Reuniu com Miliband recentemente?
No ano passado.

Esta mudança recente nos trabalhistas nasceu aí?
Não me parece. Todos temos um pouco de influência. Esta é uma das coisas bonitas da democracia. Nunca sabemos quem teve que influência. E não estou à procura disso. Não se escreve um livro para um primeiro-ministro ou para líderes. Escrevemos livros para quem lê livros. Se os políticos lêem livros, óptimo. É bom para eles e é bom para nós. O mais importante é quando oiço pessoas dizerem-me que normalmente não lêem livros académicos, grandes, cheios de quadros e notas de rodapé, e que compreenderam tudo o que leram.

Educar os políticos…
Os políticos são escravos da opinião pública. Por isso o importante é contribuir para transformar a opinião pública dominante, mais do que convencer os políticos.

O seu livro foi muito lido e gerou um enorme debate nos EUA sobre desigualdade. Vêm aí novas presidenciais. Acredita que a América vai alguma vez mudar neste aspecto?
Nos EUA há uma grande preocupação com a crescente desigualdade. A América tem uma história mais complexa da desigualdade do que normalmente pensamos: os EUA inventaram formas muito progressivas de taxar riqueza no período entre as guerras mundiais. Entre 1930 e 1980 a taxa de imposto mais alta aplicada aos ricos foi em média de 82%. Isto não acabou com o capitalismo americano. Depois de Reagan isto mudou e os EUA deixaram de ser progressistas nesta matéria. Agora, estão numa fase talvez semelhante à fase entre as guerras e sentem que a desigualdade foi longe de mais. Cada país tem a sua história. Estas coisas podem mudar mais depressa do que pensamos. Todos concordamos que é justificável existir algum tipo de desigualdade. A questão é quando a desigualdade se torna excessiva.
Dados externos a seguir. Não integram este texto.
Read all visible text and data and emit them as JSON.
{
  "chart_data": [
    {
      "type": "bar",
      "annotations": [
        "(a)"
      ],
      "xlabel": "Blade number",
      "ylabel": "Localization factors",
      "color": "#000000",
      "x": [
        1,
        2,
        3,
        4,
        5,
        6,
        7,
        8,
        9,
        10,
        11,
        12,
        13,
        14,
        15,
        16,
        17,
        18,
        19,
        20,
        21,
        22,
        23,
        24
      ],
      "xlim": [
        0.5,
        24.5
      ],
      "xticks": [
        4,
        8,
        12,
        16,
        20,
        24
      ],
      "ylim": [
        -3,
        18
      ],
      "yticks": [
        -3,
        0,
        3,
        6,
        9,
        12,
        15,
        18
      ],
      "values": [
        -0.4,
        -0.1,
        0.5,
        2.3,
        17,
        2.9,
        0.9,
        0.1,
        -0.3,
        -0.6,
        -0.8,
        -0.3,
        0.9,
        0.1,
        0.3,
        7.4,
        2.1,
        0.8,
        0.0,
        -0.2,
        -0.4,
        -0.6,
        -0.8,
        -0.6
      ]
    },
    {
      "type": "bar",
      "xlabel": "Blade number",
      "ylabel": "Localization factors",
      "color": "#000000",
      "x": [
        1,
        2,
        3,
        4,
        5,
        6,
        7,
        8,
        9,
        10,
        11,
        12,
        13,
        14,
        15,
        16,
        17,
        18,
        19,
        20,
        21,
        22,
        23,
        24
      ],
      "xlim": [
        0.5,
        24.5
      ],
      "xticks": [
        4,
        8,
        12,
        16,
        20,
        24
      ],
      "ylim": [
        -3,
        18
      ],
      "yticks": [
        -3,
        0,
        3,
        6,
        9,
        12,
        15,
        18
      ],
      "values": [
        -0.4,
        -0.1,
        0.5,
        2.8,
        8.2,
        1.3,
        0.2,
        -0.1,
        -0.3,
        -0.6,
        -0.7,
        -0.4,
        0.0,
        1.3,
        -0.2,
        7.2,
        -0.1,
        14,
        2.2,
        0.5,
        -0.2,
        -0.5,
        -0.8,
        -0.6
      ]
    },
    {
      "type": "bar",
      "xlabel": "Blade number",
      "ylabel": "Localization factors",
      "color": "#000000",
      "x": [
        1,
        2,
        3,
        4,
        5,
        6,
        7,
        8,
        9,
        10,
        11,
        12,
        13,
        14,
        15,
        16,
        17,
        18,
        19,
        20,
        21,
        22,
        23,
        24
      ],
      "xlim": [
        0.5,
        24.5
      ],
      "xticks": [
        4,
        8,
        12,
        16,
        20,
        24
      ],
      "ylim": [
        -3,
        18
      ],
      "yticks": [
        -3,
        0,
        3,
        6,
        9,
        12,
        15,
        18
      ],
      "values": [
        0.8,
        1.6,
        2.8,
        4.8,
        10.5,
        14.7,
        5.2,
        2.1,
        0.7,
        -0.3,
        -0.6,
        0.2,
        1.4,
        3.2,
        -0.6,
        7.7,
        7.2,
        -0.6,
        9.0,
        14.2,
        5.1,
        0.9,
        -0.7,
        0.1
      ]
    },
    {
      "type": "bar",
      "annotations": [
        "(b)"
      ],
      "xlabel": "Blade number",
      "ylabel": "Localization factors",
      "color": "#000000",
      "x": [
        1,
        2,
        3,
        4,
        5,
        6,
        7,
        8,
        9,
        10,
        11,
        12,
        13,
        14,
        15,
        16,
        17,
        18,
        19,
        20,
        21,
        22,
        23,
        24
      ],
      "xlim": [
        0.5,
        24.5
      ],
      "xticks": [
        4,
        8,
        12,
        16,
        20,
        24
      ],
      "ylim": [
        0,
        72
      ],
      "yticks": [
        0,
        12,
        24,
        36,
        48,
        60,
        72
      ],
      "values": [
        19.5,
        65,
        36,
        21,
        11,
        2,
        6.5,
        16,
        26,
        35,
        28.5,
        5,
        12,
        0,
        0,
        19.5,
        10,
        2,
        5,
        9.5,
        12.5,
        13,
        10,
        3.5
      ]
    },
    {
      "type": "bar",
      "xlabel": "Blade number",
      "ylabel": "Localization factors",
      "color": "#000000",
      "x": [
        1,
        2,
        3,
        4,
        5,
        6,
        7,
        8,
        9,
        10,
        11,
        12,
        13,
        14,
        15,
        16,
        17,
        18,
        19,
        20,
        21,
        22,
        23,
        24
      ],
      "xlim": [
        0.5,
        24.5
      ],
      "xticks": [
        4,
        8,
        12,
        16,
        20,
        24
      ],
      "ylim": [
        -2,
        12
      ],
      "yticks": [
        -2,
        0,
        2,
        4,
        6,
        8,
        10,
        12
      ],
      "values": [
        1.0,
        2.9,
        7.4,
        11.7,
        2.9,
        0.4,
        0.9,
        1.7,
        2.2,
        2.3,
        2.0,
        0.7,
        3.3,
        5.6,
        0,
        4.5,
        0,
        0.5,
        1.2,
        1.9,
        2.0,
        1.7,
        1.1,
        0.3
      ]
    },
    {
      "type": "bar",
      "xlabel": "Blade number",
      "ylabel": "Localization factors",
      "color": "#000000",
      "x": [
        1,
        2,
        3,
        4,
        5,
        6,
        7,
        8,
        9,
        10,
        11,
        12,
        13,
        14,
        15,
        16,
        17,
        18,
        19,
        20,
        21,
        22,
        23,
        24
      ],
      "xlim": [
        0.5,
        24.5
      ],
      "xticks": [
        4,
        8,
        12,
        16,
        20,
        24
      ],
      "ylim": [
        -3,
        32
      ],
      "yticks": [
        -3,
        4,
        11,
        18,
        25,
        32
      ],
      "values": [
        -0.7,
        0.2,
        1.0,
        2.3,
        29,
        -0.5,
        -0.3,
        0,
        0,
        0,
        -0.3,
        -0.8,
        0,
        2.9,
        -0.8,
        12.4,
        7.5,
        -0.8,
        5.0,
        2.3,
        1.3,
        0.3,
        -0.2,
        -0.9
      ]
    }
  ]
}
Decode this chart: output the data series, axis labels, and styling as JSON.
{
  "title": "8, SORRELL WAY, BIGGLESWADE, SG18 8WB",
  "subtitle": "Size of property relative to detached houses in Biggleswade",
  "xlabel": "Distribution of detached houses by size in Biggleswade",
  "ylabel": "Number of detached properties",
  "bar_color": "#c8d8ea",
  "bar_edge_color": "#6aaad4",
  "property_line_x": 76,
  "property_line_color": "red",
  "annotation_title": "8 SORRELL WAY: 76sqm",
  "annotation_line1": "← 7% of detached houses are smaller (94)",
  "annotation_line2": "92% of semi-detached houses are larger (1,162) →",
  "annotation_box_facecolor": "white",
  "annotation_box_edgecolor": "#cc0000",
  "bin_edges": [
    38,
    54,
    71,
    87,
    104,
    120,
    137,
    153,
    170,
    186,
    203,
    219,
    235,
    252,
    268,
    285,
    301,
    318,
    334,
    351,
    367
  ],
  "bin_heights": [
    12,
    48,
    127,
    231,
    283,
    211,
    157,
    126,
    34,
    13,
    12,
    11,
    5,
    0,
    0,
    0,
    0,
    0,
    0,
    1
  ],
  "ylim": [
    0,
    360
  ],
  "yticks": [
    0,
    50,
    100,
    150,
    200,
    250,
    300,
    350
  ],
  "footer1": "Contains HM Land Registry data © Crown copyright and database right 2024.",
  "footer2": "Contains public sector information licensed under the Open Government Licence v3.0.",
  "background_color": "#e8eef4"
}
Os EUA podem estar a chegar a um momento de viragem.

Já se reuniu com a equipa de Hillary Clinton?
Sim, reuni-me com pessoas que trabalham com Hillary Clinton e também com Elizabeth Warren, outra possível candidata democrata às presidenciais. Uma das grandes questões em que ela está a trabalhar, e que poderá ser agarrada por Hillary, é a dívida dos estudantes: reestruturar as dívidas das propinas. Devemos reestruturar a dívida da Grécia ou de Portugal? E a das pessoas?

Em França, o Presidente Hollande aplicou a sua ideia da taxa sobre os ricos, mas a seguiu deixou-a cair. O que falhou, os políticos ou a política?
O governo, que não tinha um plano claro e coerente em termos de reforma fiscal. O problema é que durante a campanha Hollande foi muito vago sobre o que iria fazer em termos de impostos se ganhasse as eleições. Depois houve, enfim, muita improvisação. Nos primeiros dois anos no poder, aumentaram muito os impostos. Não tanto em relação a esse imposto dos 75% – porque isso afecta apenas uma pequena parte da população – mas o IVA, que antes diziam que nunca o fariam, e o imposto sobre o rendimento, que não tinham anunciado que iam fazer. O que aconteceu foi que os impostos aumentaram muito entre 2012 e 2013 e o resultado foi um crescimento muito baixo da economia. Começou com Sarkozy e continuou com Hollande. Ambos optaram por aumentos excessivos de receitas de impostos. Sabemos porquê: ambos queriam reduzir o défice muito depressa, seguindo as ideias de austeridade que dominaram a Europa em 2011/2012. A consequência foi matar o crescimento. Que em França e na zona euro foi perto de zero. E o que vimos é que quando temos crescimento baixo e desemprego alto não conseguimos reduzir o défice e a dívida pública. Hoje a situação na zona euro é muito má porque tomámos decisões erradas em 2011 e 2012. Se compararmos com os EUA, a diferença é muito clara: em 2010, os EUA e a Europa tinham a mesma taxa de desemprego, défice e dívida pública. Cinco anos depois, o desemprego desceu nos EUA e aumentou imenso na Europa. Porquê? Porque tentámos reduzir a dívida pública demasiado depressa. Claro que temos de reduzir a dívida, mas se o fizermos muito depressa, matamos o crescimento.